Why Scientists Need to Fail Better - ernestosoo
http://nautil.us/issue/30/identity/why-scientists-need-to-fail-better
======
ernestosoo
CK Dexter • 10 months ago Oh for crying out loud. If you want to interpret the
meaning, READ THE WHOLE DAMN PASSAGE. Not one mention of the surrounding txt,
not a single quote of Beckett's actual words beyond the familiar soundbite.

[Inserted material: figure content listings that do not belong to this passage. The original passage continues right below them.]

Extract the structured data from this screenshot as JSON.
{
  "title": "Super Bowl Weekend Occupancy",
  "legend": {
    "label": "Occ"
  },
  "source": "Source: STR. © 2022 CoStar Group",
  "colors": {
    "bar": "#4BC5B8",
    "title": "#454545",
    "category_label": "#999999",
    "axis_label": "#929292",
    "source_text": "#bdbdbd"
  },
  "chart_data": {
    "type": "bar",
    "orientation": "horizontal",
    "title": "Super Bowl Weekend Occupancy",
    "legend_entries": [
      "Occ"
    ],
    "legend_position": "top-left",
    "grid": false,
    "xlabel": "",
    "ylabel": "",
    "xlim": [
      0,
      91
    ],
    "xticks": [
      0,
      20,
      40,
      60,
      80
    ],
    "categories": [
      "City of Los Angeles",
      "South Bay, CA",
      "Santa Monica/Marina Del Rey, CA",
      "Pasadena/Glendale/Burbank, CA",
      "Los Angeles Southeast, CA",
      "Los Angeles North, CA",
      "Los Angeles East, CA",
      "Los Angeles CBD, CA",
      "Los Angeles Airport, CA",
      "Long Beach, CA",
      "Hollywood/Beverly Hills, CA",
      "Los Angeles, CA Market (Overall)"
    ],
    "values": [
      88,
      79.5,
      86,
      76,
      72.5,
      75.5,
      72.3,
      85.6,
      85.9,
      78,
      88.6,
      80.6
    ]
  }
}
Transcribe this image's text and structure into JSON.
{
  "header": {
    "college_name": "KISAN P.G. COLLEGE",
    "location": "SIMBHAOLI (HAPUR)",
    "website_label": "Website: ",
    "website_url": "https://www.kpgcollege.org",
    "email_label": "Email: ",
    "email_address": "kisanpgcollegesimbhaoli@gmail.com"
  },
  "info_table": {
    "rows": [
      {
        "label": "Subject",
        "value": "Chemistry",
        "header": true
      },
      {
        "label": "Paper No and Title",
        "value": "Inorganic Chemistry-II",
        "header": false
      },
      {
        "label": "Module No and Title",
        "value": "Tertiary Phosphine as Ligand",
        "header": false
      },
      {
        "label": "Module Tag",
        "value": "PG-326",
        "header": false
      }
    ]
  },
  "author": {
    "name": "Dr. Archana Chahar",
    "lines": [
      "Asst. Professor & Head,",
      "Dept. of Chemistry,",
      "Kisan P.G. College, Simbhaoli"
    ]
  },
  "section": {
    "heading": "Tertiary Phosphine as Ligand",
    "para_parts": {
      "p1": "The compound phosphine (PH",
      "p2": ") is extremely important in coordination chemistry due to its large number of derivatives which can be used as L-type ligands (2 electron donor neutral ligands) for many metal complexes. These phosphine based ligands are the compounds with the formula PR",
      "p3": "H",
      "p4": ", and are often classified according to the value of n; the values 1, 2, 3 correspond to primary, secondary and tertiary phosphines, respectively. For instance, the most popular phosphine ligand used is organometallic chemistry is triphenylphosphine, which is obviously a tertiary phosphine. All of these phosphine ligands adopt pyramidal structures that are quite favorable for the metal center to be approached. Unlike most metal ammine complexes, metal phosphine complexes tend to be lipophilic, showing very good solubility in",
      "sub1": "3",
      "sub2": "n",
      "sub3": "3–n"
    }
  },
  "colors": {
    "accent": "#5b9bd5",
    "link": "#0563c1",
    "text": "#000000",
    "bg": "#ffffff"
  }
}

If you read the whole piece, or even just the whole paragraph, it's clear
THERE ARE NO MORALES TO BE DRAWN, it is not normative but descriptive, it
tells us not what we ought to do but what the entire natural order does and
will do: fail, get sick, throw up, and die once and for all, never to rise
again.

It's about the absolute and final fact of mortality, the ontological unreality
of progress of any kind. The total cosmic triviality of change, not its
celebration.

But hey, that's just one interpretation. It might be wrong, but AT LEAST I
READ THE DAMN THING.

Here's the original context of the quote:

"Say a body. Where none. No mind. Where none. That at least. A place. Where
none. For the body. To be in. Move in. Out of. Back into. No. No out. No back.
Only in. Stay in. On in. Still....

Somehow on. Till sick of both. Throw up and go. Where neither. Till sick of
there. Throw up and back. The body again. Where none. The place again. Where
none. Try again. Fail again. Better again. Or better worse. Fail worse again.
Still worse again. Till sick for good. Throw up for good. Go for good. Where
neither for good. Good and all...

All of old. Nothing else ever. But never so failed. Worse failed. With care
never worse failed."